じゃあ次の店に行こうと私の手をとった。繋がれた手が熱い…

私の手を引っ張るようにお店に入った。

アクセサリーのお店だった。

可愛い…ピンクの花をモチーフにしたシリーズ

この花は…桜…?

この花の木のしたにお父さんのメガネケースを埋めたんだ

この指輪…欲しいなぁ

でも私には高い。

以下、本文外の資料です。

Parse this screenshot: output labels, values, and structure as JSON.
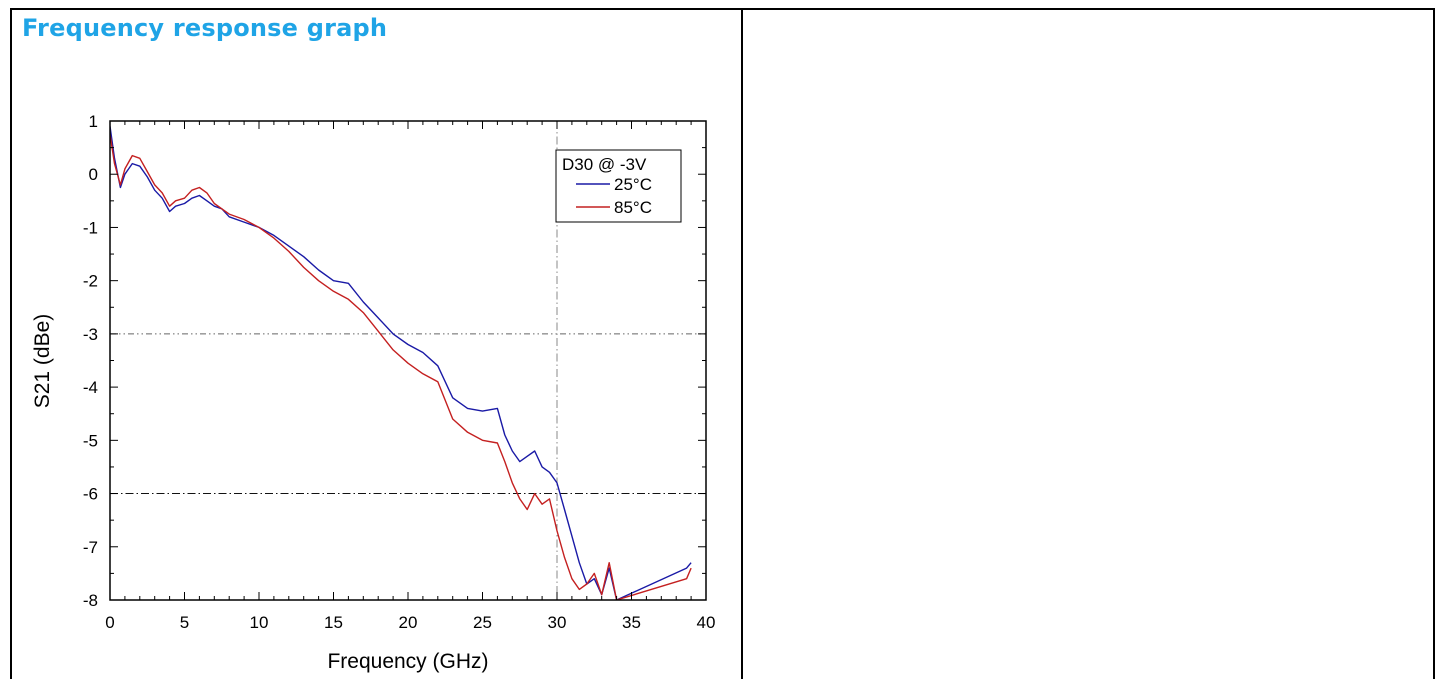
{
  "section_title": "Frequency response graph",
  "chart_data": {
    "type": "line",
    "xlabel": "Frequency (GHz)",
    "ylabel": "S21 (dBe)",
    "xlim": [
      0,
      40
    ],
    "ylim": [
      -8,
      1
    ],
    "xticks": [
      0,
      5,
      10,
      15,
      20,
      25,
      30,
      35,
      40
    ],
    "yticks": [
      1,
      0,
      -1,
      -2,
      -3,
      -4,
      -5,
      -6,
      -7,
      -8
    ],
    "xtick_labels": [
      "0",
      "5",
      "10",
      "15",
      "20",
      "25",
      "30",
      "35",
      "40"
    ],
    "ytick_labels": [
      "1",
      "0",
      "-1",
      "-2",
      "-3",
      "-4",
      "-5",
      "-6",
      "-7",
      "-8"
    ],
    "reference_lines": [
      {
        "axis": "y",
        "value": -3,
        "style": "dash-dot-dot"
      },
      {
        "axis": "y",
        "value": -6,
        "style": "dash-dot"
      },
      {
        "axis": "x",
        "value": 30,
        "style": "dash-dot"
      }
    ],
    "legend": {
      "title": "D30 @ -3V",
      "placement": "top-right"
    },
    "series": [
      {
        "name": "25°C",
        "color": "#1a1aa6",
        "x": [
          0,
          0.3,
          0.7,
          1.0,
          1.5,
          2.0,
          2.5,
          3.0,
          3.5,
          4.0,
          4.4,
          5.0,
          5.5,
          6.0,
          6.5,
          7.0,
          7.5,
          8.0,
          9.0,
          10.0,
          11.0,
          12.0,
          13.0,
          14.0,
          15.0,
          16.0,
          17.0,
          18.0,
          19.0,
          20.0,
          21.0,
          22.0,
          23.0,
          24.0,
          25.0,
          26.0,
          26.5,
          27.0,
          27.5,
          28.0,
          28.5,
          29.0,
          29.5,
          30.0,
          30.5,
          31.0,
          31.5,
          32.0,
          32.5,
          33.0,
          33.5,
          34.0,
          38.7,
          39.0
        ],
        "y": [
          0.9,
          0.3,
          -0.25,
          0.0,
          0.2,
          0.15,
          -0.05,
          -0.3,
          -0.45,
          -0.7,
          -0.6,
          -0.55,
          -0.45,
          -0.4,
          -0.5,
          -0.6,
          -0.65,
          -0.8,
          -0.9,
          -1.0,
          -1.15,
          -1.35,
          -1.55,
          -1.8,
          -2.0,
          -2.05,
          -2.4,
          -2.7,
          -3.0,
          -3.2,
          -3.35,
          -3.6,
          -4.2,
          -4.4,
          -4.45,
          -4.4,
          -4.9,
          -5.2,
          -5.4,
          -5.3,
          -5.2,
          -5.5,
          -5.6,
          -5.8,
          -6.3,
          -6.8,
          -7.3,
          -7.7,
          -7.6,
          -7.9,
          -7.4,
          -8.0,
          -7.4,
          -7.3
        ]
      },
      {
        "name": "85°C",
        "color": "#c42020",
        "x": [
          0,
          0.3,
          0.7,
          1.0,
          1.5,
          2.0,
          2.5,
          3.0,
          3.5,
          4.0,
          4.4,
          5.0,
          5.5,
          6.0,
          6.5,
          7.0,
          7.5,
          8.0,
          9.0,
          10.0,
          11.0,
          12.0,
          13.0,
          14.0,
          15.0,
          16.0,
          17.0,
          18.0,
          19.0,
          20.0,
          21.0,
          22.0,
          23.0,
          24.0,
          25.0,
          26.0,
          26.5,
          27.0,
          27.5,
          28.0,
          28.5,
          29.0,
          29.5,
          30.0,
          30.5,
          31.0,
          31.5,
          32.0,
          32.5,
          33.0,
          33.5,
          34.0,
          38.7,
          39.0
        ],
        "y": [
          0.75,
          0.2,
          -0.2,
          0.1,
          0.35,
          0.3,
          0.05,
          -0.2,
          -0.35,
          -0.6,
          -0.5,
          -0.45,
          -0.3,
          -0.25,
          -0.35,
          -0.55,
          -0.65,
          -0.75,
          -0.85,
          -1.0,
          -1.2,
          -1.45,
          -1.75,
          -2.0,
          -2.2,
          -2.35,
          -2.6,
          -2.95,
          -3.3,
          -3.55,
          -3.75,
          -3.9,
          -4.6,
          -4.85,
          -5.0,
          -5.05,
          -5.4,
          -5.8,
          -6.1,
          -6.3,
          -6.0,
          -6.2,
          -6.1,
          -6.7,
          -7.2,
          -7.6,
          -7.8,
          -7.7,
          -7.5,
          -7.9,
          -7.3,
          -8.0,
          -7.6,
          -7.4
        ]
      }
    ]
  }
}
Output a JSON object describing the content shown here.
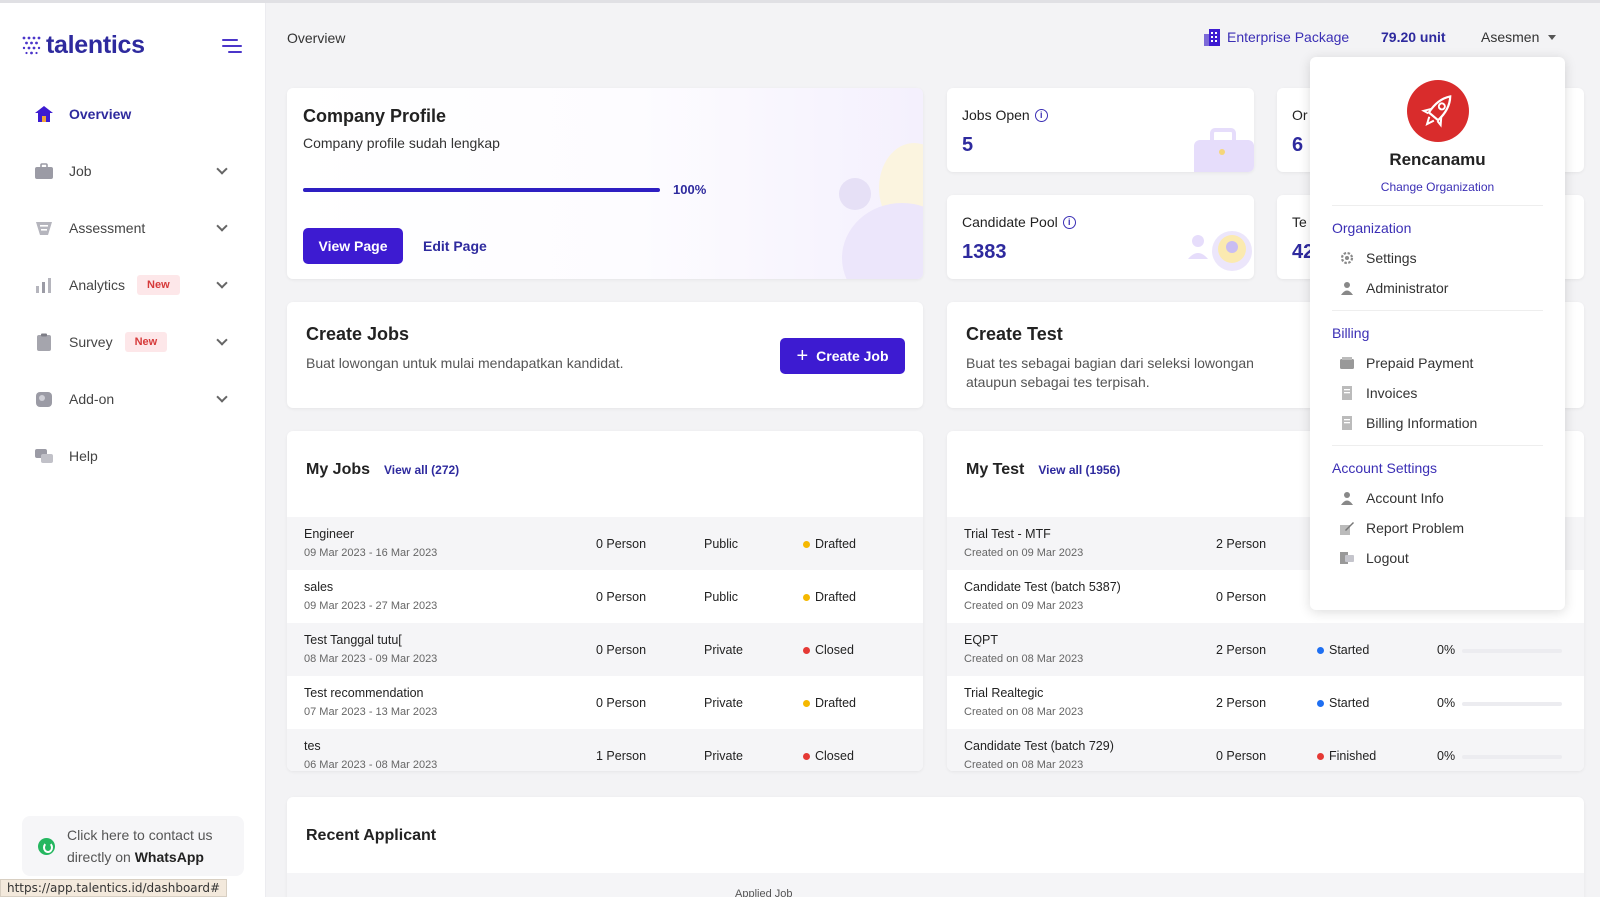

残念だけどあきらめよう…

「ジュリア…欲しいものがあったら言って」

紫音はそう言って他のところに行ってしまった…

「マドモアゼル」と呼ばれて声の方を向くとにこやかに微笑んでいる店員さん。

「何か気にいったものはありますか?」

あるけどそんな事は言えない…

黙っている私に彼女は私が気に入ったあの指輪を持ってきた。

「指にはめてみて下さい」そう言って私の左腕をとって薬指に指輪をはめた…

「少し…おっきいかな?」彼女は私の指を取り、はめた指輪をまわした

「少しお待ち下さい。」

私は指にはめた指輪をながめた。

いいなあ…いつか買おう!でもそのころにはもう無いだろうけど…

さっきの彼女は左手の指輪を抜いて他のシンブルな指輪をはめた。